FDA rejects UCB’s psoriasis therapy bimekizumab
The FDA has delivered a blow to UCB’s late-stage pipeline, after saying it is unable to approve its latecomer IL-17 inhibitor bimekizumab for moderate-to-severe plaque psoriasis.
The Belgian biotech said today it had received a complete response letter from the US regulator saying it “cannot approve the application in its current form” because observations in FDA inspections have to be resolved beforehand.
The delay to approval means that UCB is reviewing its financial forecasts for 2022, although it hasn’t yet determined what the impact will be. Shares in the company were down nearly 15% in the wake of the announcement.
“We are cooperating with the FDA and are working to address these observations as expeditiously as possible,” said UCB in a statement.
The decision comes despite earlier approvals for bimekizumab in Europe – where it is known as Bimzelx – as well as Japan, Canada and Australia. Unusually, the drug has also been pre-approved for NHS reimbursement by UK cost-effectiveness agency NICE.

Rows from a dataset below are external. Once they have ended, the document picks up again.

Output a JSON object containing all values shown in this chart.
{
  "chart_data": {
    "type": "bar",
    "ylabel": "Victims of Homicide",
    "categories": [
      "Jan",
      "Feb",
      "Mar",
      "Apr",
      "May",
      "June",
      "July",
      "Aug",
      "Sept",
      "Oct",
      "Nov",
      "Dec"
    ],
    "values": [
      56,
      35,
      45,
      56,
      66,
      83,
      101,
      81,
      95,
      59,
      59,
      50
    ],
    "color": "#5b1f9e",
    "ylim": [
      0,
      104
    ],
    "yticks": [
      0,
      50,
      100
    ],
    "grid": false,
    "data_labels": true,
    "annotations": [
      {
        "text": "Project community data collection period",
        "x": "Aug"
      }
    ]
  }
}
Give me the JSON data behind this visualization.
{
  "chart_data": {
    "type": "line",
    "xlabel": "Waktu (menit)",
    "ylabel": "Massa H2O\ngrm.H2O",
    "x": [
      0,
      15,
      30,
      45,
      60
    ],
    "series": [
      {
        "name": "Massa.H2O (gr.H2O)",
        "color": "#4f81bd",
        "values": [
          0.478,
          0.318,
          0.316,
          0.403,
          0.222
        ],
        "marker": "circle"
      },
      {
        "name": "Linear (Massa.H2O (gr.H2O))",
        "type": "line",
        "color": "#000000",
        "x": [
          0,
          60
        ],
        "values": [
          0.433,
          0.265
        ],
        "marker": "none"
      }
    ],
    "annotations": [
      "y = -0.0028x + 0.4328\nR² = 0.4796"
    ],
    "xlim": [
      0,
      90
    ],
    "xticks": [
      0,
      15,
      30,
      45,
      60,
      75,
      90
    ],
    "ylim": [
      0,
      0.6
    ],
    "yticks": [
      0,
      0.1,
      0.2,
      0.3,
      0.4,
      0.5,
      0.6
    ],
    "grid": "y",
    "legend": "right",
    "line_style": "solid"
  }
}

It’s a big blow for UCB, which is already playing catchup in the IL-17 category, currently headed by Novartis’ $4 billion-a-year Cosentyx (secukinumab), which came to market in 2015.
Since then, Cosentyx has been joined by other IL-17 inhibitors including Eli Lilly’s Taltz (ixekizumab) and Bausch Health’s Siliq/Kyntheum (brodalumab), giving UCB a mountain to climb to differentiate its drug.
The biotech is adamant it can wrest market share from the already-marketed drugs, armed with head-to-head studies that compared Bimzelx to Cosentyx, and found that it was better at achieving complete clearance of skin lesions.
UCB puts the performance of its drug down to its ability to inhibit both IL-17A and IL-17F, while Cosentyx only targets IL-17A . It says there is evidence to suggest that IL-17F is also a key contributor chronic tissue inflammation.
When it pre-approved bimekizumab, NICE said its costs are likely to be “similar or lower” than Cosentyx and other biologics used for psoriasis.
Analysts at Jefferies think that bimekizumab’s profile could drive it to sales of more than $2 billion a year, assuming it also gets approved in follow-up indications psoriatic arthritis and ankylosing spondylitis.
UCB needs that to happen if it is to lessen the impact of forthcoming patent expiries for the Belgian drugmaker’s current top-selling product Cimzia (certolizumab pegol), due in Europe this year and in the US in 2024. Cimzia sales were €1.8 billion ($1.87 billion) last year.